What I’m Reading and Thinking About This Week

These are the things I’m thinking about this week:

Who’s Worse: Lorelai or Rory Gilmore (Vulture)

Margaret Lyons is already a pretty rad critic, but this piece at Vulture (part of a week of celebrating all things Gilmore Girls), sends her over the top.  I agree with everything in the piece about how flawed Lorelai and Rory are as characters:

Rory’s worst attribute, other than her slouchy posture, is her lack of impulse control…Lorelai’s downfall is her intense, overwhelming self-absorption.

But like Lyons, it doesn’t matter: I still love these women and the show they inhabit.

I am More Than OK with Not Having it all (Dame Magazine)

There’s been a lot of discussion lately about women who choose or do not choose to have children and what it ALL MEANS.  This piece is both illuminating and well written, and tackles the decision to give up the ambivalence she felt about procreating.  It’s also about loving dogs, and caring for smaller, more vulnerable living things.

It’s pretty great:

Now, for as much as I’m a crazy dog person, I am not the type who calls my dogs “fur children” or thinks of what I do with them as parenting. Zsa Zsa is categorically not my “baby” in that sense. But she is the smaller of two dependent creatures I’ve chosen to care for at the moment, who are both allowed to poop and vomit all over my stuff and irritate me and disobey me and cry at me for no obvious reason and still get my unconditional love.

Let’s Talk About the Books You’ve Pretended to Read (The Toast)

This one is pretty straightforward, obviously.  It’s funny to read the essay itself, and the comments are great, too.  As someone who has faked a fair amount of “I’ve-read-that-classic,” I totally understand this one.

I will get the ball rolling: I have never seen The Wire. I have seen the pilot for Friday Night Lights three times and the pilot for The West Wing four; I have never seen any other episode for either show. I have never gotten more than three chapters into Lucky Jim because it wasn’t funny and also I hated it. At least two separate friends have lent me their cherished copies of Mary McCarthy’s The Group and I have returned their copies to both of them unopened. I have never read Octavia Butler and I’ve gone for so long without admitting it, I don’t know how I’ll get on after confessing.

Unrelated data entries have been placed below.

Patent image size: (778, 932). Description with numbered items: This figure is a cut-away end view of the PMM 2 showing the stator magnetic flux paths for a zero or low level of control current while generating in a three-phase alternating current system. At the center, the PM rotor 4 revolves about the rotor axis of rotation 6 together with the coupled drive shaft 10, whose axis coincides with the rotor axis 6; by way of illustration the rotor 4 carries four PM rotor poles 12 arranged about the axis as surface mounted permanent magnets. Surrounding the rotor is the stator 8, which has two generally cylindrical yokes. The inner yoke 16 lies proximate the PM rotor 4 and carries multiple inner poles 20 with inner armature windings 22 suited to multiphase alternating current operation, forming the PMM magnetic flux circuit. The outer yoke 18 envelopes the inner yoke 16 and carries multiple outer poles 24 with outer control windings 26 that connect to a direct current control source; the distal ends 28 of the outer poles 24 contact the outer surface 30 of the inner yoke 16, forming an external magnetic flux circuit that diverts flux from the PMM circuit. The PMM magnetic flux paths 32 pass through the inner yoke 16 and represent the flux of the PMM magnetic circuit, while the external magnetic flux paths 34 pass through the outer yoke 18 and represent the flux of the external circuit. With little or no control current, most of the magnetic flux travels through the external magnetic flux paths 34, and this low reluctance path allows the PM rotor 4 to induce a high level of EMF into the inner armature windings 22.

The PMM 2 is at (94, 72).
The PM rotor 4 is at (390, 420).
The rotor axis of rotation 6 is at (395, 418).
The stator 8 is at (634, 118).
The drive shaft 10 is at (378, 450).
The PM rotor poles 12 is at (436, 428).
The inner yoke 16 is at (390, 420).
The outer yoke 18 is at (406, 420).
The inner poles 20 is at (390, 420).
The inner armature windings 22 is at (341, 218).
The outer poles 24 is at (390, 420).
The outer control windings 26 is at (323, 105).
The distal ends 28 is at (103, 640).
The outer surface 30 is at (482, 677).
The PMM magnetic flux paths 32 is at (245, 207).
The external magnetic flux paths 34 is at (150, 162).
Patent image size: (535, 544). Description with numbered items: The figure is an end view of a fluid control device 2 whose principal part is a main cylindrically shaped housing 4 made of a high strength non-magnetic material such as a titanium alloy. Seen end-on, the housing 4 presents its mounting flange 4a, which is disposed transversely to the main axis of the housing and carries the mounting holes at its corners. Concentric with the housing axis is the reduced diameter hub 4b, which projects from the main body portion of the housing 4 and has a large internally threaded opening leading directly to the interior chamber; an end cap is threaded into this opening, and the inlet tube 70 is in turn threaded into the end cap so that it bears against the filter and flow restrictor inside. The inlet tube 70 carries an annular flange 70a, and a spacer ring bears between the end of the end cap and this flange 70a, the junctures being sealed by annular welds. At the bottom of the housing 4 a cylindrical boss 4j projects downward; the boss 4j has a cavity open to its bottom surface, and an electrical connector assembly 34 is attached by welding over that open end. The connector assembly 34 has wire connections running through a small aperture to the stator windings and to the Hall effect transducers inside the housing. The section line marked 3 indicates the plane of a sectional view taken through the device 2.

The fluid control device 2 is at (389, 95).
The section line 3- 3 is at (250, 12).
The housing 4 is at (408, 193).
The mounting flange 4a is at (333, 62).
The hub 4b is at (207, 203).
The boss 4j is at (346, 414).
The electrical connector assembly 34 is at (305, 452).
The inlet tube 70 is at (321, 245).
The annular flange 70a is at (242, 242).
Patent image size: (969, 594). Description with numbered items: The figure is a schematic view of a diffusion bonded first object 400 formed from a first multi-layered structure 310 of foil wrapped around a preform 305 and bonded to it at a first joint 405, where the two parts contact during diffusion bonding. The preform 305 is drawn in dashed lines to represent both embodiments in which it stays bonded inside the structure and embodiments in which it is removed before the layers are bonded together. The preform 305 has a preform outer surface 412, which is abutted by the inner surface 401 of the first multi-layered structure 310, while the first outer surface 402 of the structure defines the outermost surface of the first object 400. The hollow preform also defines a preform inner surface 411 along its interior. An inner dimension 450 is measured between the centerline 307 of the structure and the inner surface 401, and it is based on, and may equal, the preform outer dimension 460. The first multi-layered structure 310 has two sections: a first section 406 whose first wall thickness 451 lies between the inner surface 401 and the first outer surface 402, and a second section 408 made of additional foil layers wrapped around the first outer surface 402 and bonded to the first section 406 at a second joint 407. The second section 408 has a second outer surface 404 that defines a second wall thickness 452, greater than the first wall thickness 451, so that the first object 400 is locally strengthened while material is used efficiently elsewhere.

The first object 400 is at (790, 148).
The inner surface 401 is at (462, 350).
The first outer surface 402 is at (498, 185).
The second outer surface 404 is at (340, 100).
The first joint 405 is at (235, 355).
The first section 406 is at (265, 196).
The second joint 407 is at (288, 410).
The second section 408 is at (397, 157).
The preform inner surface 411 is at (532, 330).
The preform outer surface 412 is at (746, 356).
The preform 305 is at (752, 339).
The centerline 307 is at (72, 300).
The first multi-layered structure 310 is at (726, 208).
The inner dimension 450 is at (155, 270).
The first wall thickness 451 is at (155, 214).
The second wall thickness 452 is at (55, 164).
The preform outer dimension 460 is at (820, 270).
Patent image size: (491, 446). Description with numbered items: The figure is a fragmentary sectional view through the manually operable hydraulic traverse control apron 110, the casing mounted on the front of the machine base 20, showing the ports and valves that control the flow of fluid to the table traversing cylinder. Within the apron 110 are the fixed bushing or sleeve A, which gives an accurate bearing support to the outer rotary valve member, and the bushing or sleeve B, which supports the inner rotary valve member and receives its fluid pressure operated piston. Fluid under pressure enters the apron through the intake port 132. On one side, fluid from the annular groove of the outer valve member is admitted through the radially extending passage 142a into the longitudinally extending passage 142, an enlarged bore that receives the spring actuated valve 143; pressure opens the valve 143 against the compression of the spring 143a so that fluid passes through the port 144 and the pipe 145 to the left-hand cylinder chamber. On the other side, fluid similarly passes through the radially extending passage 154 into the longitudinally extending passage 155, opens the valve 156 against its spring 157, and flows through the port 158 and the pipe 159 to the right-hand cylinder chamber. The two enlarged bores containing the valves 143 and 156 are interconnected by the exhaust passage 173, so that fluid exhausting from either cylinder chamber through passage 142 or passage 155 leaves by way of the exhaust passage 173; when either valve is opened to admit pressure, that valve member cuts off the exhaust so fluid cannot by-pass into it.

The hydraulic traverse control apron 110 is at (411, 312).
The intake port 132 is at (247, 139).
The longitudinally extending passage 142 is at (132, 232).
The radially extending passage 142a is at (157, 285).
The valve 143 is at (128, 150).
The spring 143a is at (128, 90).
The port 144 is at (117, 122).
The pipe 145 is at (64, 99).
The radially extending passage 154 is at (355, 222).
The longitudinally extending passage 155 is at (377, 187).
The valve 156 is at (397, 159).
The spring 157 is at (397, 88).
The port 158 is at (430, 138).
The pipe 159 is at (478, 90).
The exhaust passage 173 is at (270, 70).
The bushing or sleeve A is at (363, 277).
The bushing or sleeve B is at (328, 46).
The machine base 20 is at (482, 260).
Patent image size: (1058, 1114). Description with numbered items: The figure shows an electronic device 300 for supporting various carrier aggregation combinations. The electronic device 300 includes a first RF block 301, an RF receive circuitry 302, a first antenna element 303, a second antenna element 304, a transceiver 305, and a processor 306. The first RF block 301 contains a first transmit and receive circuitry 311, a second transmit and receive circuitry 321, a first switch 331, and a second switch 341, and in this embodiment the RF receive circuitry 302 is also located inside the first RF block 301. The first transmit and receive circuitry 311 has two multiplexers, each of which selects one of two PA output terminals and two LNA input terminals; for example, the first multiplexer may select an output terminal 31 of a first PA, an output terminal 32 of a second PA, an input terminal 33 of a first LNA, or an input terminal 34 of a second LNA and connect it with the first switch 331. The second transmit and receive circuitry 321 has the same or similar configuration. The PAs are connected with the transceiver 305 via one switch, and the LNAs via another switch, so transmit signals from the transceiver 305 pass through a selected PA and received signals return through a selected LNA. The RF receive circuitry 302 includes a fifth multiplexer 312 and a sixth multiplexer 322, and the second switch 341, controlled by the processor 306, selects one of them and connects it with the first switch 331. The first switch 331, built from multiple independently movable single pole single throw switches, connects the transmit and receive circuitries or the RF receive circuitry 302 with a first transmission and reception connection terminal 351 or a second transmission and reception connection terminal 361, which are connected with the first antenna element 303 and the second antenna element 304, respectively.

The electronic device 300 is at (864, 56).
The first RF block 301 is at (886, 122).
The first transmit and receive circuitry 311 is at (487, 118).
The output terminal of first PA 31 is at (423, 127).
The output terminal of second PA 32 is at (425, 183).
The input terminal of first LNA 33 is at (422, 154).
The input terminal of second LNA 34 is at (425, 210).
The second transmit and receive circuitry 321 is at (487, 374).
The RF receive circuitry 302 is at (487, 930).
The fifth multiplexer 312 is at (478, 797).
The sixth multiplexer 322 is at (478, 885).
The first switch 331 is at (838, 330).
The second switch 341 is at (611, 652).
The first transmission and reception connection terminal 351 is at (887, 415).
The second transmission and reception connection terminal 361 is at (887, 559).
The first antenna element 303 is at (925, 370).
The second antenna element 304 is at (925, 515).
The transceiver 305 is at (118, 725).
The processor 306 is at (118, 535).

Fake News Sites Aren’t Ruining the Web, You Are (Daily Dot)

I deactivated my Facebook (yes, again) a few weeks ago and the further away I get from checking it, the less I miss it.  For a long time, it was a crutch when I was bored and wanted to start shit with people who are, frankly, dumber and way less informed than I am, and it was also an outlet to judge people (and screencap their crazy).   This article is about information literacy, confirmation bias, and the dangers of viral articles:

Mocking the rubes who aren’t savvy enough to know when they’re being hoodwinked would be more mean than it is funny if it weren’t for something fundamental about how the National Report’s satire functions. The thing that makes these stories seem believable, even when they contain details that clearly cross the line into the absurd, is that the overall thrust of the pieces fall into predetermined narratives. People will read something ridiculous in a National Report story and believe it because it’s something they already desperately want to believe.

So lesson here: check your sources, folks.

What got you reading and thinking this week?